Uno sguardo al passato recente e uno al prossimo futuro fanno da guida a queste pagine. Per il recente passato il riferimento sono i primi giorni del dicembre scorso, quando il convento di Imola ha festeggiato i cinquant’anni da frate di fra Vittore Casalboni, per un anno missionario in Etiopia e da molti anni impegnato - a Bologna prima e poi a Imola, dove vive tuttora - nelle attività di raccolta dei materiali usati da rivendere per sostenere le missioni. Un cinquantesimo al servizio di chi ha bisogno è sempre una ricorrenza speciale e, per renderlo ancora più importante, la Redazione di Messaggero Cappuccino ha pensato di invitare come testimonianza di servizio, padre Maurizio Annoni, direttore dell’Opera San Francesco di Milano, la grande struttura caritativa dei cappuccini.
L’attività dell’Opera San Francesco di Milano, è conosciuta a livello nazionale; è nata ufficialmente il 20 dicembre 1959, quando l’allora vescovo di Milano, il cardinale Montini, poi divenuto Paolo VI, inaugurò i locali della mensa voluta da fra Cecilio, il frate cappuccino portinaio del convento di viale Piave. A quella prima struttura, finanziata dal dottor Emilio Grignani, un industriale milanese, se ne sono poi aggiunte varie altre, trasformate dalle centinaia di volontari in un luogo di fraterna accoglienza per tante persone in difficoltà. Oggi, nel cuore di Milano, la realtà dell’Opera San Francesco, grazie all’impegno di seicento volontari, è in grado di distribuire 2.500 pasti al giorno, offrire 250 ingressi alle docce e oltre 40 cambi di abito, oltre che assistere, curare e sostenere con farmaci circa 140 persone. Ma se è vero che l’uomo non vive di solo cibo materiale, ecco che l’Opera San Francesco accoglie e ascolta oltre 2.000 poveri, e tiene 17 piccoli appartamenti a disposizione per accoglienze temporanee.
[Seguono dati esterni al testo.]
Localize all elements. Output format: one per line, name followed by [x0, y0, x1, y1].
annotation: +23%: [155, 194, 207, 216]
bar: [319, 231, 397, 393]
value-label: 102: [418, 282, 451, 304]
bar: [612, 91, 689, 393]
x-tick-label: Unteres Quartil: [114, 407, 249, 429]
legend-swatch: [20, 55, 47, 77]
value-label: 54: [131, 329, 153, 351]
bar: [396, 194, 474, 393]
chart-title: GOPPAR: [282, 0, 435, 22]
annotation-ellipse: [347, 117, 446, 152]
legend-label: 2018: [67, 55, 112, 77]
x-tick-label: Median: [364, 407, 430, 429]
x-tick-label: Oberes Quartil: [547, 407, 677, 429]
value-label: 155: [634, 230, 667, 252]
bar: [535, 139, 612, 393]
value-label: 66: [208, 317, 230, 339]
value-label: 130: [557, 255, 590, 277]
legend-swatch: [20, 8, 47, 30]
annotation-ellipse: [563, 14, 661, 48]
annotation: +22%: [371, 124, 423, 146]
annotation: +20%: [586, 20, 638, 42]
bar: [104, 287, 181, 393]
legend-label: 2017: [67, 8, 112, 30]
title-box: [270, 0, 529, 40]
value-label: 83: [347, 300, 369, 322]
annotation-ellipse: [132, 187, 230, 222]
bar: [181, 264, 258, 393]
Poco prima dell’incontro ho approfittato per fare qualche domanda a padre Maurizio. A dire il vero non è stato facile avvicinarlo, perché impegnato a rispondere alle tante domande e curiosità di alcuni partecipanti alla serata, che già conoscevano l’Opera San Francesco e che erano arrivati in anticipo, nella speranza forse di poter dialogare con lui in modo diretto.
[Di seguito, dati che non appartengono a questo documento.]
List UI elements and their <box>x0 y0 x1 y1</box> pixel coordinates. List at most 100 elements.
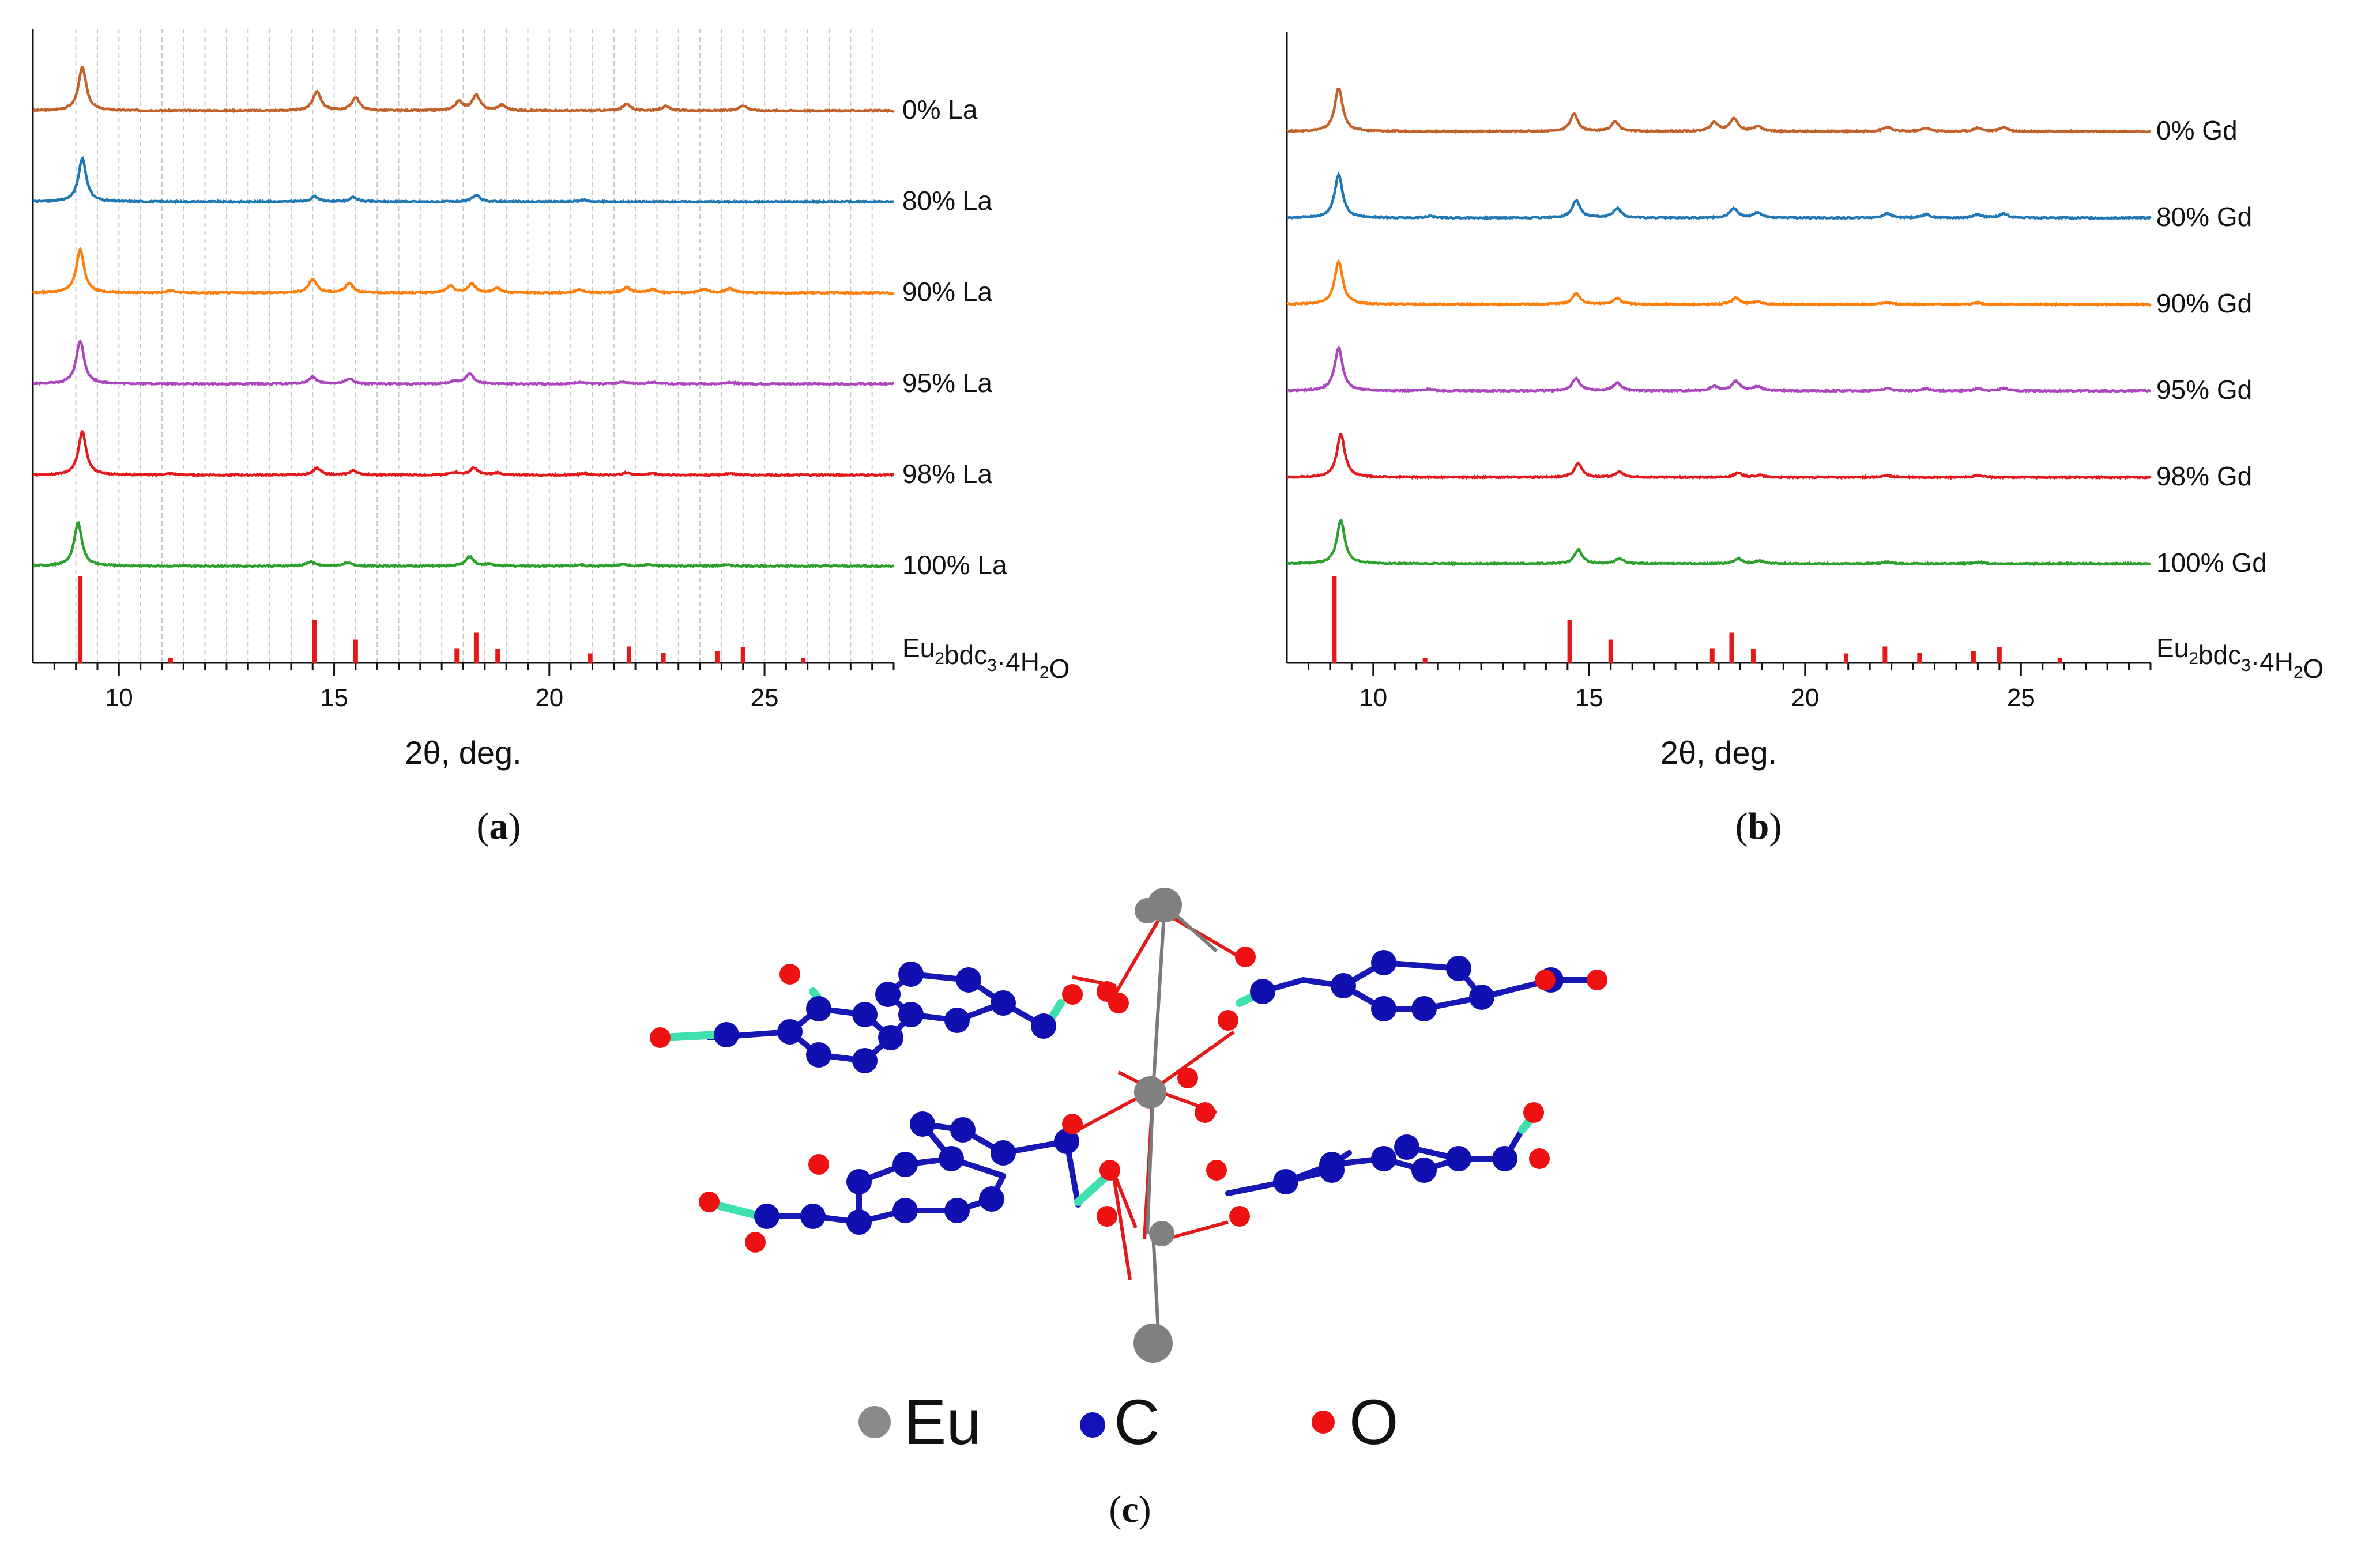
diffraction-pattern-line <box>1286 259 2152 307</box>
oxygen-atom <box>1177 1068 1198 1088</box>
carbon-atom <box>1394 1134 1419 1160</box>
reference-stick <box>1422 658 1428 663</box>
oxygen-atom <box>1097 1206 1117 1227</box>
reference-stick <box>1709 648 1715 663</box>
carbon-atom <box>898 962 924 987</box>
diffraction-pattern-line <box>32 521 894 569</box>
x-axis-title: 2θ, deg. <box>1660 734 1777 771</box>
oxygen-atom <box>650 1027 671 1048</box>
diffraction-pattern-line <box>32 429 894 478</box>
x-tick-label: 15 <box>1575 684 1603 712</box>
reference-stick <box>801 658 806 663</box>
carbon-atom <box>1469 985 1494 1010</box>
oxygen-atom <box>1523 1102 1544 1123</box>
oxygen-bond <box>1111 1170 1132 1280</box>
x-tick-label: 15 <box>320 684 348 712</box>
reference-stick <box>353 639 358 663</box>
diffraction-pattern-line <box>33 339 894 387</box>
europium-atom <box>1135 898 1160 923</box>
metal-bond <box>1146 1089 1155 1234</box>
series-label: 0% La <box>902 95 978 125</box>
x-tick-label: 25 <box>751 684 779 712</box>
reference-stick <box>714 651 720 663</box>
carbon-atom <box>944 1008 970 1033</box>
oxygen-bond <box>1169 915 1241 959</box>
carbon-atom <box>910 1111 935 1137</box>
carbon-atom <box>1031 1013 1056 1039</box>
reference-stick <box>661 653 666 663</box>
carbon-atom <box>939 1146 964 1171</box>
reference-stick <box>1608 639 1613 663</box>
reference-stick <box>78 576 83 663</box>
carbon-atom <box>800 1204 826 1229</box>
oxygen-bond <box>1111 1169 1138 1229</box>
x-axis-title: 2θ, deg. <box>405 734 521 771</box>
carbon-atom <box>714 1022 739 1047</box>
highlight-bond <box>711 1201 765 1220</box>
reference-stick <box>588 653 593 663</box>
carbon-atom <box>1446 1146 1471 1171</box>
europium-atom <box>1134 1076 1166 1109</box>
carbon-atom <box>852 1002 878 1027</box>
carbon-atom <box>1371 950 1396 975</box>
c-atom-legend-icon <box>1080 1412 1105 1438</box>
carbon-atom <box>806 996 831 1021</box>
carbon-atom <box>1492 1146 1517 1171</box>
diffraction-pattern-line <box>32 246 895 296</box>
legend-o-label: O <box>1349 1387 1399 1458</box>
carbon-atom <box>956 967 981 993</box>
carbon-atom <box>1371 996 1396 1021</box>
oxygen-atom <box>1206 1160 1227 1181</box>
carbon-atom <box>944 1198 970 1223</box>
diffraction-pattern-line <box>1286 345 2151 394</box>
diffraction-pattern-line <box>1286 87 2151 134</box>
reference-stick <box>495 649 500 663</box>
carbon-atom <box>846 1209 872 1235</box>
oxygen-atom <box>1062 984 1083 1005</box>
reference-stick <box>1882 646 1888 663</box>
oxygen-atom <box>1218 1010 1238 1031</box>
reference-stick <box>1332 576 1337 663</box>
series-label: 0% Gd <box>2156 115 2238 145</box>
panel-a-label: (a) <box>477 805 521 847</box>
series-label: 90% La <box>902 277 992 307</box>
reference-stick <box>1997 647 2002 663</box>
panel-a-chart: 10 15 20 25 2θ, deg. 0% La 80% La 90% La 95% La 9… <box>32 29 1070 771</box>
x-tick-label: 10 <box>1359 684 1387 712</box>
legend-c-label: C <box>1114 1387 1159 1458</box>
carbon-atom <box>1446 956 1471 981</box>
carbon-atom <box>991 990 1016 1016</box>
carbon-atom <box>1371 1146 1396 1171</box>
reference-stick <box>626 646 631 663</box>
x-tick-label: 25 <box>2007 684 2035 712</box>
reference-stick <box>1750 649 1756 663</box>
carbon-atom <box>777 1019 803 1045</box>
series-label: 95% Gd <box>2156 375 2252 405</box>
carbon-atom <box>852 1048 878 1073</box>
oxygen-atom <box>1235 947 1256 967</box>
series-label: 98% La <box>902 459 992 489</box>
oxygen-atom <box>808 1154 829 1175</box>
europium-atom <box>1149 1221 1174 1246</box>
reference-stick <box>1567 620 1572 663</box>
diffraction-pattern-line <box>32 66 895 114</box>
reference-stick <box>473 632 479 663</box>
highlight-bond <box>659 1031 722 1042</box>
x-tick-label: 20 <box>1791 684 1819 712</box>
carbon-atom <box>806 1042 831 1068</box>
reference-stick <box>1729 632 1734 663</box>
carbon-atom <box>1250 979 1275 1004</box>
panel-c-label: (c) <box>1109 1488 1151 1530</box>
legend-eu-label: Eu <box>904 1387 982 1458</box>
o-atom-legend-icon <box>1312 1411 1335 1434</box>
carbon-atom <box>892 1198 918 1223</box>
oxygen-bond <box>1108 918 1161 1004</box>
oxygen-bond <box>1164 1220 1229 1241</box>
oxygen-atom <box>1108 993 1129 1013</box>
europium-atom <box>1133 1324 1173 1363</box>
crystal-structure-illustration <box>650 888 1607 1363</box>
metal-bond <box>1151 904 1166 1090</box>
oxygen-atom <box>779 964 800 985</box>
reference-stick <box>168 658 173 663</box>
diffraction-pattern-line <box>32 156 894 205</box>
Attraverso le parole e l’attività milanese di padre Maurizio si spiega lo sguardo verso il futuro prossimo, perché proprio a Milano dal 30 maggio al 1° giugno si terrà il VII incontro mondiale delle famiglie, un importante appuntamento ecclesiale, nel quale troverà spazio anche il tema della missione.
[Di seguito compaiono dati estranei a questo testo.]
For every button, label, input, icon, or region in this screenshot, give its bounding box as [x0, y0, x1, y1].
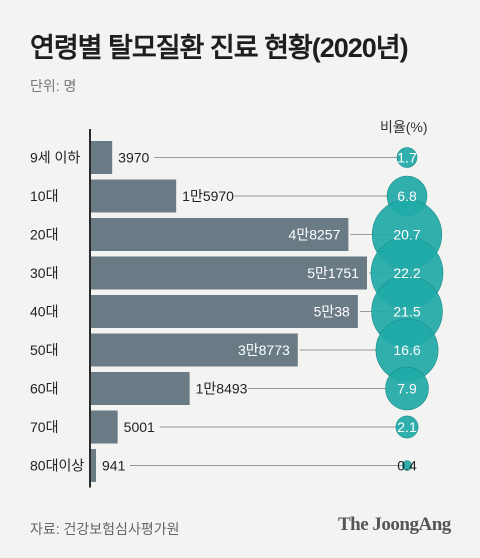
chart-svg: 9세 이하 3970 1.7 10대 1만5970 6.8 20대 4만8257 20.7 30대…	[30, 129, 444, 488]
value-label: 5만1751	[307, 265, 359, 281]
category-label: 30대	[30, 265, 58, 281]
ratio-label: 21.5	[393, 304, 420, 320]
bar	[91, 179, 177, 213]
bar	[91, 141, 113, 174]
ratio-bubble	[396, 147, 418, 168]
bar	[91, 218, 349, 251]
value-label: 1만5970	[182, 188, 234, 204]
source-label: 자료: 건강보험심사평가원	[30, 521, 180, 537]
unit-label: 단위: 명	[30, 78, 77, 94]
category-label: 50대	[30, 342, 58, 358]
category-label: 10대	[30, 188, 58, 204]
bar	[91, 372, 190, 405]
value-label: 5001	[124, 419, 155, 435]
bar	[91, 449, 97, 482]
category-label: 60대	[30, 381, 58, 397]
ratio-bubble	[401, 460, 413, 471]
ratio-bubble	[385, 366, 429, 411]
bar	[91, 295, 358, 328]
value-label: 5만38	[314, 304, 350, 320]
value-label: 941	[102, 458, 126, 474]
ratio-label: 22.2	[393, 265, 420, 281]
value-label: 4만8257	[289, 227, 341, 243]
ratio-label: 0.4	[397, 458, 417, 474]
value-label: 3970	[118, 150, 149, 166]
bar	[91, 256, 367, 290]
bubbles-group	[370, 147, 444, 471]
ratio-header: 비율(%)	[380, 119, 428, 135]
category-label: 40대	[30, 304, 58, 320]
bar	[91, 333, 298, 367]
labels-group: 9세 이하 3970 1.7 10대 1만5970 6.8 20대 4만8257 20.7 30대…	[30, 150, 421, 474]
ratio-label: 20.7	[393, 227, 420, 243]
value-label: 3만8773	[238, 342, 290, 358]
bar	[91, 410, 118, 444]
category-label: 80대이상	[30, 458, 84, 474]
ratio-label: 16.6	[393, 342, 420, 358]
bars-group	[91, 141, 367, 482]
category-label: 9세 이하	[30, 150, 80, 166]
category-label: 70대	[30, 419, 58, 435]
ratio-label: 7.9	[397, 381, 417, 397]
ratio-label: 6.8	[397, 188, 417, 204]
ratio-bubble	[395, 415, 419, 439]
ratio-label: 1.7	[397, 150, 417, 166]
ratio-label: 2.1	[397, 419, 417, 435]
category-label: 20대	[30, 227, 58, 243]
brand-logo: The JoongAng	[338, 514, 451, 535]
value-label: 1만8493	[196, 381, 248, 397]
chart-title: 연령별 탈모질환 진료 현황(2020년)	[30, 33, 409, 63]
Padre Maurizio, alla luce dell’attività che vi vede impegnati a Milano a diretto contatto con tanti poveri, cosa significa “missione”?
Che domanda impegnativa! Credo che quando parliamo di missione il nostro pensiero vada automaticamente a chi parte per terre lontane, religiosi, sacerdoti e suore e ora anche laici, visto che ultimamente ci sono intere famiglie di laici che partono per esperienze in vari paesi extraeuropei, America Latina, Asia e Africa. Ecco, questa secondo me è certamente una visione positiva della missione che però aiuta a ricondurci alla mia, alla nostra esperienza missionaria. La missione a che cosa è collegata innanzitutto? Alla chiamata, e ciascuno di noi, in virtù del battesimo, è chiamato a una missione. Il Signore ci ha chiamati e ci invia: la missione è questo invio che il Signore chiede a ciascuno di noi. E quindi la missione non può mai essere qualcosa di diverso dalla chiamata che il Signore rivolge a ciascuno e riguarda tutti i cristiani, proprio perché tutti siamo chiamati in virtù del battesimo. Ed ecco che la missione nasce, quasi inevitabilmente direi, come la seconda faccia della stessa medaglia. Gesù nel vangelo usa un’espressione che in latino mi piace sempre: «evangelizzare pauperibus misit me», cioè “il Signore mi mandò a evangelizzare i poveri”, e questo essere chiamati ad annunciare - ecco quindi la missione - la Parola di Dio, la bellezza di Dio, la bellezza dell’incontro con Dio a tutti, è la missione. Chi ha incontrato il Signore - ecco la chiamata - chi è pieno di gioia per questo incontro con il Signore ha bisogno non di tenerlo per sé ma di annunciarlo. “Andate”: l’andare è la missione. Andate, predicate, battezzate nel nome del Padre, del Figlio e dello Spirito Santo vuol dire proprio andare ad annunciare questa bellezza di un incontro con il Signore che è talmente totalizzante per la mia vita che non posso tenerlo per me.
Tutto questo vale per me questa sera: io mi sento veramente missionario, perché sono qui per incontrare delle persone, dei fratelli e delle sorelle di Imola, e annunciare la grandezza e la bellezza di un servizio per i poveri. Questa è la mia missione in questo momento. Come la tua missione o quella di un altro è quella, ad esempio, di servire all’interno di una testata di un giornale, di poter dire attraverso le parole di una rivista tante cose importanti e significative, annunciare dei valori. Ecco, questo credo sia il segreto e la bellezza della missione: annunci questo incontro con Gesù Cristo, proprio perché questo incontro è per te talmente totalizzante che non puoi trattenerlo. E allora lo annunci agli altri, annunci la bellezza di un servizio.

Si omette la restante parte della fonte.